Figure 3. Spontaneous gait phenotype: exploratory activity. Results are expressed as mean ± SEM. (A) Freezing (latency of movement); (B) Rearing; (C) Vertical and horizontal activities. Statistics: One-way ANOVA followed by post-hoc Bonferroni test, *p < 0.05, **p < 0.01, and ***p < 0.001 in 3xTg-AD vs. the NTg group; ^#p < 0.05 and ^##p < 0.01, ^###p < 0.001 in 3xTg-AD/ISO vs. the NTg group. Student's t-test, 3xTg-AD vs. NTg, in Freezing (Latency of movement), @ indicates isolation. (D) Behaviors associated with exploration and circling bizarre behaviors, results are expressed as incidences of bizarre behaviors (%). Statistics: X², ***p < 0.01, **p < 0.05, *p < 0.05, ^n.s.p > 0.05, g indicates genotype, and @ indicates isolation.

FIGURE 4

Figure 4. Spontaneous gait phenotype: quantitative parameters of gait. Results are expressed as mean ± SEM. (A) Stride Length; (B) Variability of Stride Length; (C) Base of Support; (D) Speed; (E) Cadence. Statistics: One-way ANOVA followed by post-hoc Bonferroni test, *p < 0.05, **p < 0.01, and ***p < 0.001 in 3xTg-AD vs. the NTg group; ^#p < 0.05 and ^##p < 0.01, ^###p < 0.001 in 3xTg-AD/ISO vs. the NTg group.

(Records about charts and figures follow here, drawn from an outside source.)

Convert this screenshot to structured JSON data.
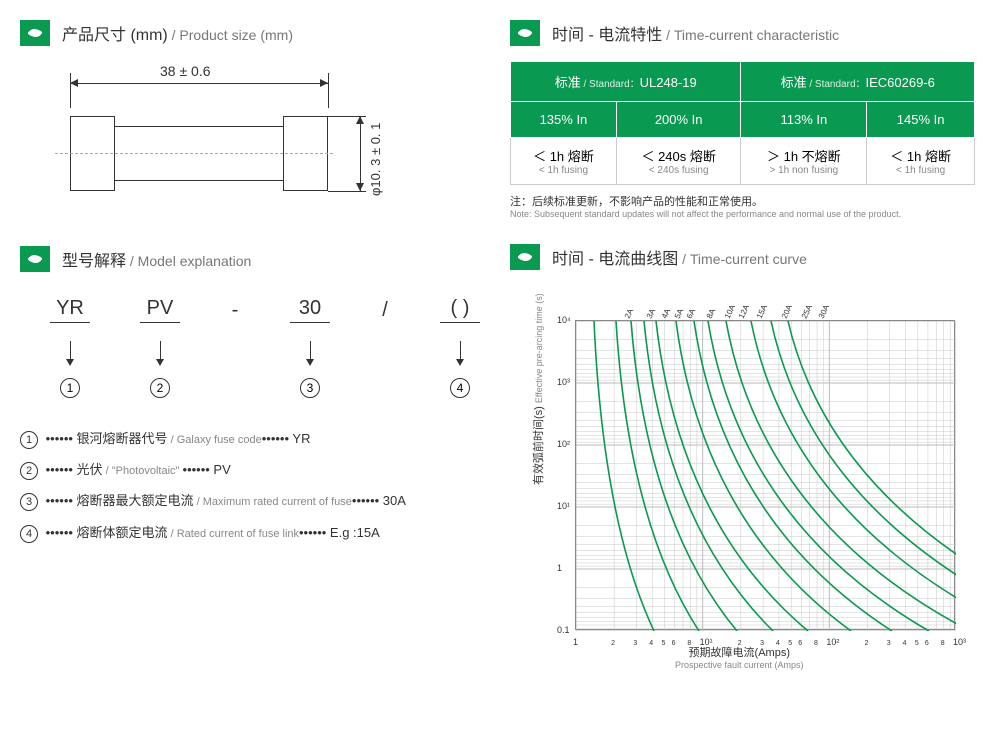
{
  "sections": {
    "product_size": {
      "title_cn": "产品尺寸 (mm)",
      "title_en": " / Product size (mm)"
    },
    "model_explanation": {
      "title_cn": "型号解释",
      "title_en": " / Model explanation"
    },
    "time_current_char": {
      "title_cn": "时间 - 电流特性",
      "title_en": " / Time-current characteristic"
    },
    "time_current_curve": {
      "title_cn": "时间 - 电流曲线图",
      "title_en": " / Time-current curve"
    }
  },
  "dimensions": {
    "length": "38 ± 0.6",
    "diameter": "φ10. 3 ± 0. 1"
  },
  "model": {
    "parts": [
      "YR",
      "PV",
      "-",
      "30",
      "/",
      "( )"
    ],
    "explanations": [
      {
        "num": "1",
        "cn": "银河熔断器代号",
        "en": " / Galaxy fuse code",
        "val": "YR"
      },
      {
        "num": "2",
        "cn": "光伏",
        "en": " / \"Photovoltaic\" ",
        "val": "PV"
      },
      {
        "num": "3",
        "cn": "熔断器最大额定电流",
        "en": " / Maximum rated current of fuse",
        "val": "30A"
      },
      {
        "num": "4",
        "cn": "熔断体额定电流",
        "en": " / Rated current of fuse link",
        "val": "E.g :15A"
      }
    ]
  },
  "tc_table": {
    "header_std_cn": "标准",
    "header_std_en": " / Standard：",
    "std1": "UL248-19",
    "std2": "IEC60269-6",
    "cols": [
      "135% In",
      "200% In",
      "113% In",
      "145% In"
    ],
    "rows": [
      {
        "cn": "＜ 1h 熔断",
        "en": "< 1h fusing"
      },
      {
        "cn": "＜ 240s 熔断",
        "en": "< 240s fusing"
      },
      {
        "cn": "＞ 1h 不熔断",
        "en": "> 1h non fusing"
      },
      {
        "cn": "＜ 1h 熔断",
        "en": "< 1h fusing"
      }
    ],
    "note_cn": "注：后续标准更新，不影响产品的性能和正常使用。",
    "note_en": "Note: Subsequent standard updates will not affect the performance and normal use of the product."
  },
  "curve": {
    "y_label_cn": "有效弧前时间(s)",
    "y_label_en": "Effective pre-arcing time (s)",
    "x_label_cn": "预期故障电流(Amps)",
    "x_label_en": "Prospective fault current (Amps)",
    "y_ticks": [
      "10⁴",
      "10³",
      "10²",
      "10¹",
      "1",
      "0.1"
    ],
    "x_ticks": [
      "1",
      "10¹",
      "10²",
      "10³"
    ],
    "x_minor": [
      "2",
      "3",
      "4",
      "5",
      "6",
      "8"
    ],
    "series": [
      "2A",
      "3A",
      "4A",
      "5A",
      "6A",
      "8A",
      "10A",
      "12A",
      "15A",
      "20A",
      "25A",
      "30A"
    ],
    "line_color": "#0a9950",
    "grid_color": "#bbb",
    "x_start_offsets": [
      18,
      40,
      55,
      68,
      80,
      100,
      118,
      132,
      150,
      175,
      195,
      212
    ],
    "x_end_spread": 23
  },
  "colors": {
    "brand_green": "#0a9950",
    "text": "#333333",
    "muted": "#888888",
    "border": "#cccccc",
    "bg": "#ffffff"
  }
}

Since the beginning of the test, genotype-dependent differences were found in freezing behavior since it was only present in both groups of transgenic mice [Trial 1, Fisher (df 2), p = 0.004; Trial 2, Fisher (df 2), p = 0.006]. Backward movement and stretching were also observed. These bizarre behaviors were elicited in greater frequency in transgenic animals, with the most frequent stretching recorded in the 3xTg-AD/ISO group [Trial 1, X² (df 2); p = 0.042]. Both types of movements indicate the intention to explore before traveling through a given space (Figure 3D).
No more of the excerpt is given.